$$\rightleftharpoonup{xx}$$
$$\longleftharp{xx}$$,
$$\longrightharp{xx}$$,
1. Miareczkowanie wirusa
UWAGA: W zależności od liczby wirusów i liczby duplikatów, można ustawić płytkę studzienkową o następujących elastycznościach: (1) Rozcieńczenie wirusa może być ułożone wzdłuż rzędów lub kolumn (Rysunek 1). Każdy wirus powinien zajmować osobny wiersz/kolumnę. (2) Przyrost rozcieńczenia wirusa jest elastyczny, ale powinien zaczynać się od najwyższego stężenia wirusa w lewym górnym rogu. (3) Nie ma ograniczeń co do liczby duplikatów.

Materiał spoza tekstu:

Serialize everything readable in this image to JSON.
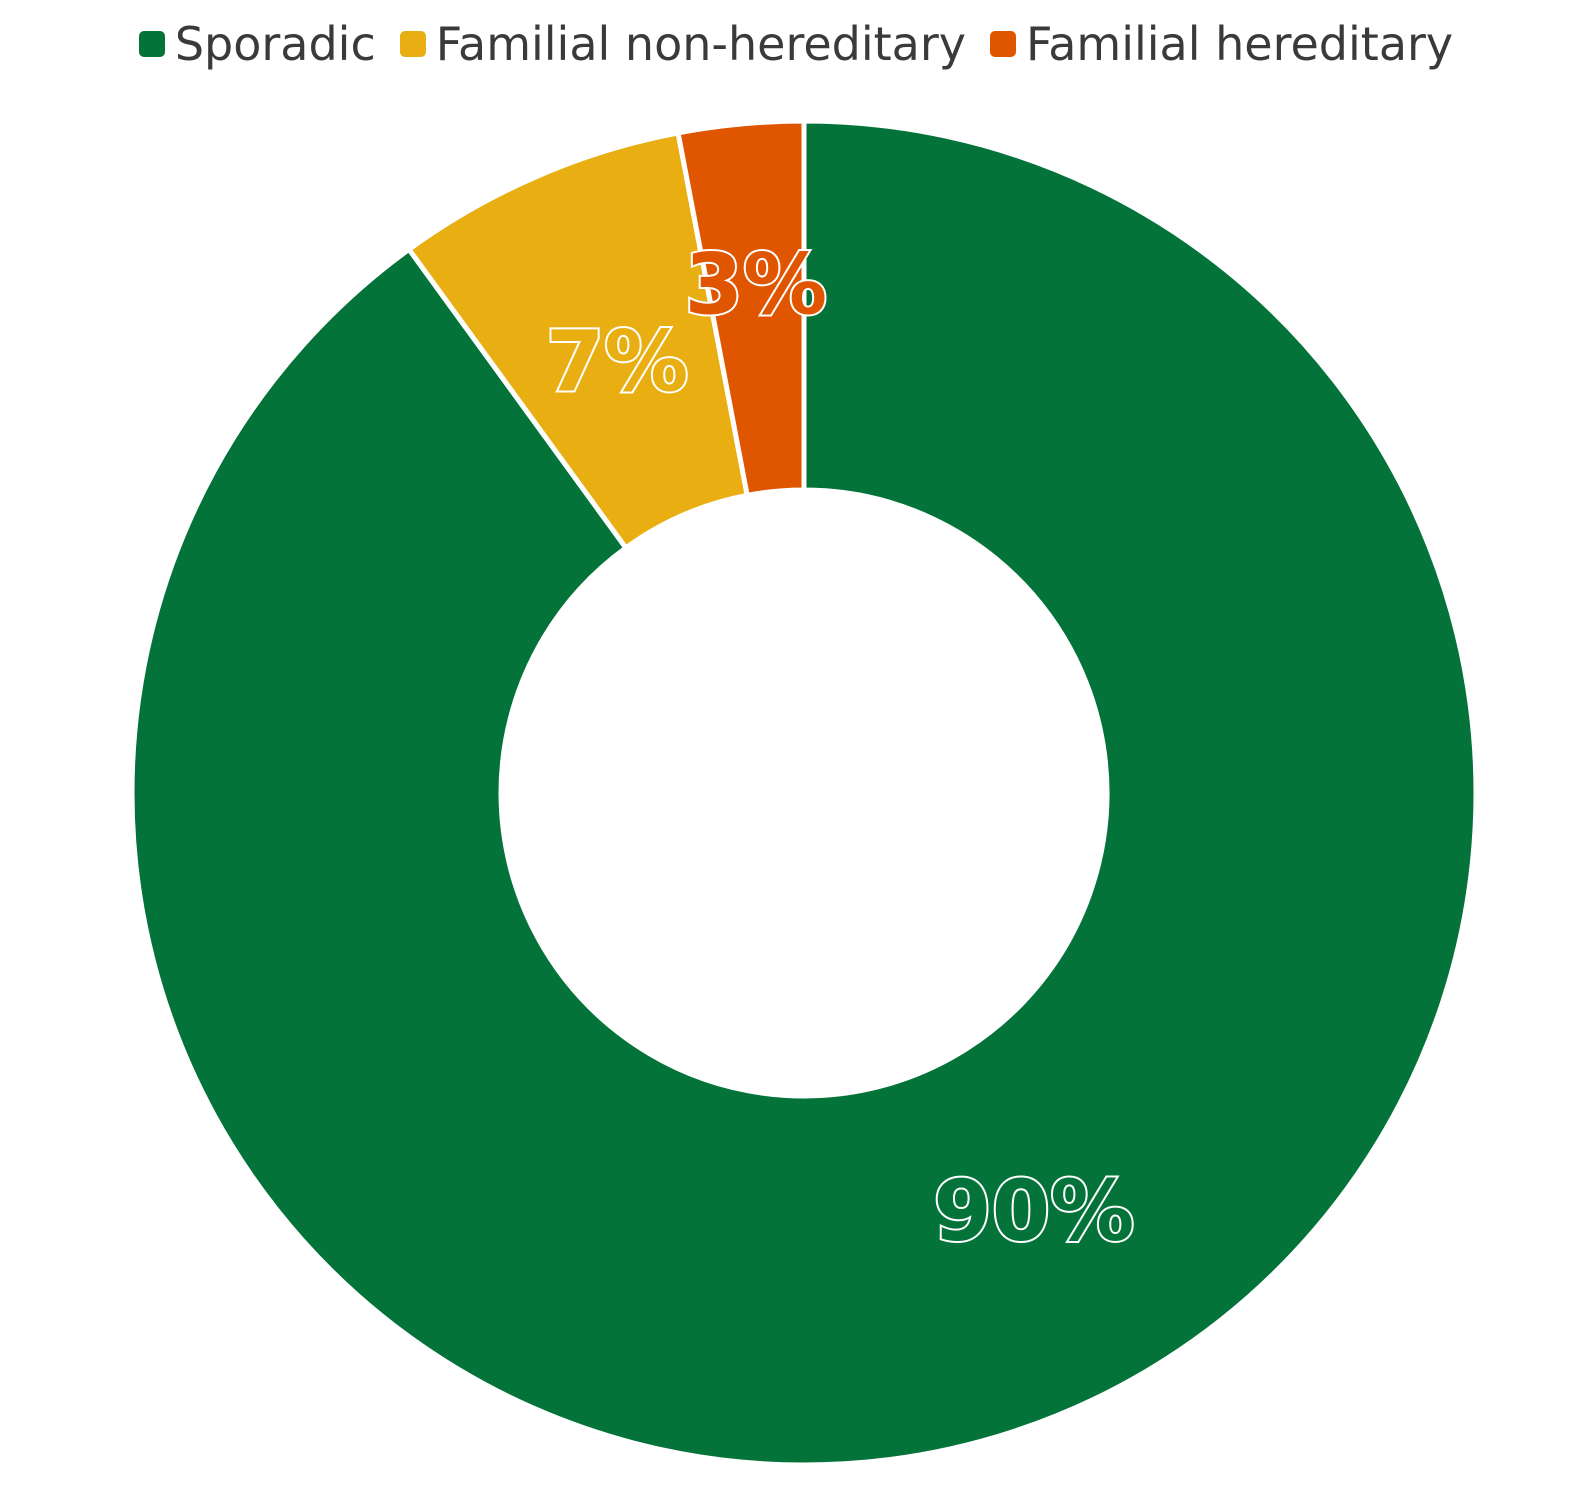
{
  "chart_data": {
    "type": "pie",
    "variant": "donut",
    "categories": [
      "Sporadic",
      "Familial non-hereditary",
      "Familial hereditary"
    ],
    "values": [
      90,
      7,
      3
    ],
    "data_labels": [
      "90%",
      "7%",
      "3%"
    ],
    "colors": [
      "#047339",
      "#E8AE12",
      "#E05500"
    ],
    "legend_position": "top"
  }
}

- Podzielić wystarczającą ilość komórek MDCK lub komórek MDCK-SIAT8 na płytki 96-dołkowe (200 μl/basenik). Inkubować komórki w temperaturze 37 °C z 5% CO2 przez 2 lub 3 dni, aby osiągnąć konfluencję. Rozmnażaj komórki w DMEM uzupełnione 10% inaktywowaną termicznie płodową surowicą cielęcą (FCS) i antybiotykami (100 U/ml penicyliny i 100 μg/ml streptomycyny). Inkubować komórki SIAT w temperaturze 37 °C z 5% CO2 i 1 mg/ml siarczanu G418.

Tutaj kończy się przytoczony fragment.